The group of students, Bullough said, has built a sisterhood since they came together.
“I like everything about UD,” Ali Zada said with a big smile. “The special part is that UD has a supportive environment for you. And it has many resources that you can use.”
She likes making new friends, trying new foods, and experiencing a new environment. Studying language has been difficult, Ali Zada said, and, like Saeedi, she finds it hard to be far from home. But her friends who came with her are doing well, Ali Zada said. “And I think we can get through this.”
Creating a system that can last
Bringing the Afghan women to campus came together quickly, Kinservik said. As the crisis in Afghanistan unfolded, he was amazed at how much interest in helping sprang up from the University community.

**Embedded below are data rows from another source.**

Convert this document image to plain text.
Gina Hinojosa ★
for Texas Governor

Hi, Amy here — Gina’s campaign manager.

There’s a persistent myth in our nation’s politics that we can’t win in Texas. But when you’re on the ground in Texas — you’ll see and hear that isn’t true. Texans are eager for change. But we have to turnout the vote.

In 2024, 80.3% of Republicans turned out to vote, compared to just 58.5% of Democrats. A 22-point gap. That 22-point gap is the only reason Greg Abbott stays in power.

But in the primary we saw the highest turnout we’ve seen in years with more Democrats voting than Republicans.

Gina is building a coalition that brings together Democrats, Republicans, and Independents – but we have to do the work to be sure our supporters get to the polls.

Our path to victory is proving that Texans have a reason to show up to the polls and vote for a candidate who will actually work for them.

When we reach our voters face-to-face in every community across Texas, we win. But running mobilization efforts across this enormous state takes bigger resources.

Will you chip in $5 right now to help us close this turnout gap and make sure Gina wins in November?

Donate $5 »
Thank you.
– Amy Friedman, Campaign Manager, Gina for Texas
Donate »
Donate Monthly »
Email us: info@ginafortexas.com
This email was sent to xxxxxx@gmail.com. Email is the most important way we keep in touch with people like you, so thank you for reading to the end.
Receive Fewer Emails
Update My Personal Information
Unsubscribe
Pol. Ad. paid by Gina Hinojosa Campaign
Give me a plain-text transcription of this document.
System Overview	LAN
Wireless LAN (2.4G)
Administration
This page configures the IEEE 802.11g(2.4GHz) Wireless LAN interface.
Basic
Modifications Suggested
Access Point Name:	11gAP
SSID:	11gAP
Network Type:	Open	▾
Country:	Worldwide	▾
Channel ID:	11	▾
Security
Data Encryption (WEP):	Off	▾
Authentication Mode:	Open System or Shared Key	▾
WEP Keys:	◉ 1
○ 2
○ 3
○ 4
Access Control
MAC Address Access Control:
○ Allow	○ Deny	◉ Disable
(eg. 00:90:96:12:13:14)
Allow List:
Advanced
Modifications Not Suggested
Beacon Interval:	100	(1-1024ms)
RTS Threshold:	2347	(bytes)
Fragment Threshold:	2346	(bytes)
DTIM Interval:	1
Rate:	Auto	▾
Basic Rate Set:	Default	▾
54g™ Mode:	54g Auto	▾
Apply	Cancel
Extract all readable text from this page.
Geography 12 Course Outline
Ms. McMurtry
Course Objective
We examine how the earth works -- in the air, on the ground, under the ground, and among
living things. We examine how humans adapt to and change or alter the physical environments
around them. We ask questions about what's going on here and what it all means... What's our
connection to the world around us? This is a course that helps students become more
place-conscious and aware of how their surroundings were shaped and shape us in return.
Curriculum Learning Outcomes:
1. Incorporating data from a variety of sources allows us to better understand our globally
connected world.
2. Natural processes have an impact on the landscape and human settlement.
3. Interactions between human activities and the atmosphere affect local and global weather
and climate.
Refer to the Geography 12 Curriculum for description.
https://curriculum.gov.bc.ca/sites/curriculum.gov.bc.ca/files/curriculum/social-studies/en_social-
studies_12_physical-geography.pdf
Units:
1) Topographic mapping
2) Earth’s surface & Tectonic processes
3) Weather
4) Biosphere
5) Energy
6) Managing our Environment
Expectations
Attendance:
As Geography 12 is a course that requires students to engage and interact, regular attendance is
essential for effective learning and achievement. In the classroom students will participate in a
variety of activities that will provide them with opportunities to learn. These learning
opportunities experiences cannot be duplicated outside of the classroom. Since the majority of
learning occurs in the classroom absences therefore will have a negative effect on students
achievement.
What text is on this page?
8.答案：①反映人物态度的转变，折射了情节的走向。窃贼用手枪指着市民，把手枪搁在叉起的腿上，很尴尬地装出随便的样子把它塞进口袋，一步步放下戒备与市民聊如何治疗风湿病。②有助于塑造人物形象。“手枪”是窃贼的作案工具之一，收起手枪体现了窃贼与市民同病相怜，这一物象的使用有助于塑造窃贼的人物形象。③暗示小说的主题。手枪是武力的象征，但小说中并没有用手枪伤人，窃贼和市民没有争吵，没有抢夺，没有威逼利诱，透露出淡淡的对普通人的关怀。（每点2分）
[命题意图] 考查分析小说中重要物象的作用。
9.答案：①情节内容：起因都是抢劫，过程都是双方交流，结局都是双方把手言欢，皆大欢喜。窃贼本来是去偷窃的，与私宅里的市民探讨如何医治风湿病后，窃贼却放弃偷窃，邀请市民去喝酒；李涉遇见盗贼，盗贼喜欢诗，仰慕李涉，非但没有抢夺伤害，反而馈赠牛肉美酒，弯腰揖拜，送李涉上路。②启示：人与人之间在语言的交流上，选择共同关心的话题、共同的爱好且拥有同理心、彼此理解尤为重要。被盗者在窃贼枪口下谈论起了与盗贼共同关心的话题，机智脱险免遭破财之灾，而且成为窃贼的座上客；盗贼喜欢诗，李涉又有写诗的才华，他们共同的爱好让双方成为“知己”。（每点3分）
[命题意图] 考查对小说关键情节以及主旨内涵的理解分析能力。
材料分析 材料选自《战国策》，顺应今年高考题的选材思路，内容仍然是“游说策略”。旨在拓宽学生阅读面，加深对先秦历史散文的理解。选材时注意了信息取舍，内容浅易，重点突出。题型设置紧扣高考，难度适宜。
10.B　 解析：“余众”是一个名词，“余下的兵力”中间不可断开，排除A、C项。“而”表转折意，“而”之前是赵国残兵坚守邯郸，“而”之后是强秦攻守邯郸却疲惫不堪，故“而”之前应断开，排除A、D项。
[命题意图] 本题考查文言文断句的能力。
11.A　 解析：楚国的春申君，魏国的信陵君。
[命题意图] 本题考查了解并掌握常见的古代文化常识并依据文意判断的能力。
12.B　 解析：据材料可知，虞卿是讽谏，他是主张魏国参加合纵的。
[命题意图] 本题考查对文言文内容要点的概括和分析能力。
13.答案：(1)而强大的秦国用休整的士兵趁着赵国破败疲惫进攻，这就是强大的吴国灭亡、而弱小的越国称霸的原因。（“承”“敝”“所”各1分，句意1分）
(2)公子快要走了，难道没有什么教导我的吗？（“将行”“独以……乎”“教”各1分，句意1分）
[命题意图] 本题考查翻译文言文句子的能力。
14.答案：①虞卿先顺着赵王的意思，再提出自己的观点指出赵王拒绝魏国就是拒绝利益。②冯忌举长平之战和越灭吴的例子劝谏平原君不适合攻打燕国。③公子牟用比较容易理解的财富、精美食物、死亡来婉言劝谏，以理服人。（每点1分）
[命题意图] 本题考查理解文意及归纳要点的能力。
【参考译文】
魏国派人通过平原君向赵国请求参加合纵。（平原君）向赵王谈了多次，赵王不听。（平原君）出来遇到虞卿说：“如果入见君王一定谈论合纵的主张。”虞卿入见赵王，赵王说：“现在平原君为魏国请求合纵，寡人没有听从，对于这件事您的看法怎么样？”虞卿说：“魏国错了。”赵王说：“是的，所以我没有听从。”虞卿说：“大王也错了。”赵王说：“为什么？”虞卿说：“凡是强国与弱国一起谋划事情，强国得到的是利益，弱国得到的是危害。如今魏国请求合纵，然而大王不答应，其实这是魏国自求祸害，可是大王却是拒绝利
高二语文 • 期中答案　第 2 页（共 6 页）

That cooperative effort could have a long-term impact. The University didn’t have a system set up to handle displaced students and their unique needs, but has come together to create one over the past months.
“What’s happened over the past year is we’ve discovered how many people on campus care about questions of forced migration and displacement,” Kinservik said.
Now, he said, they are working on a broader vision to keep the momentum going. In addition to developing a set of services for displaced students, this effort could include the creation of a field of study focusing on the causes of migration crises; the impacts on destination countries; and service learning opportunities among displaced people either in Delaware or overseas. It would mean an openness to helping the displaced whether they’re college students or not, Kinservik said.
The University is not a relief organization, but it does bring some “pretty remarkable strengths” in helping displaced people, Kinservik said, and “in the best possible way, we’re learning as much as the (students from Afghanistan) are.”
If the opportunity comes up in the future to help similar students, Kinservik said, “we know that we can be of assistance, and that we learned in the process.”
Trying to make a difference
Saeedi and Ali Zada both spoke of the hardships now faced by women in Afghanistan, which are very much on their minds.
With her degree in public policy, Saieedi said she hopes to specialize in education, empowering women and helping people deal with problems not only in Afghanistan, but around the world.
“I believe that education promotes stability in life, and we can understand the good and the bad,” Saeedi said. Basically, she wants to be the opposite of the Taliban through learning. “What the Taliban doesn’t know, I want to know that.”
And she has not given up on her country. All people hear in the U.S., she said, is the bad side of Afghanistan. When people meet her, they sometimes react with an “ ‘Oh, wow, you’re from Afghanistan,’ and that ‘wow’ is not a good wow,” she said. “And that makes me feel bad.”
But it’s a diverse country with brave men and women, Saeedi said, and beautiful places. She wants to be seen as an example of the good in the country, and said she wishes Afghanistan were safe so she could take her friends there to see it.
Although the Taliban has brought chaos — Saeedi said the frightening escape was the worst time in her life — someday, she hopes to be able to establish schools in Afghanistan so women and children can be educated once again.
Education gives the opportunity to change your life in a positive way, Ali Zada said, and you can impact others’ lives too.
“As people become more educated, and they understand human rights and income and economy and so on, then (poverty and inequality) get better,” Bullough said. “Education helps across the board.”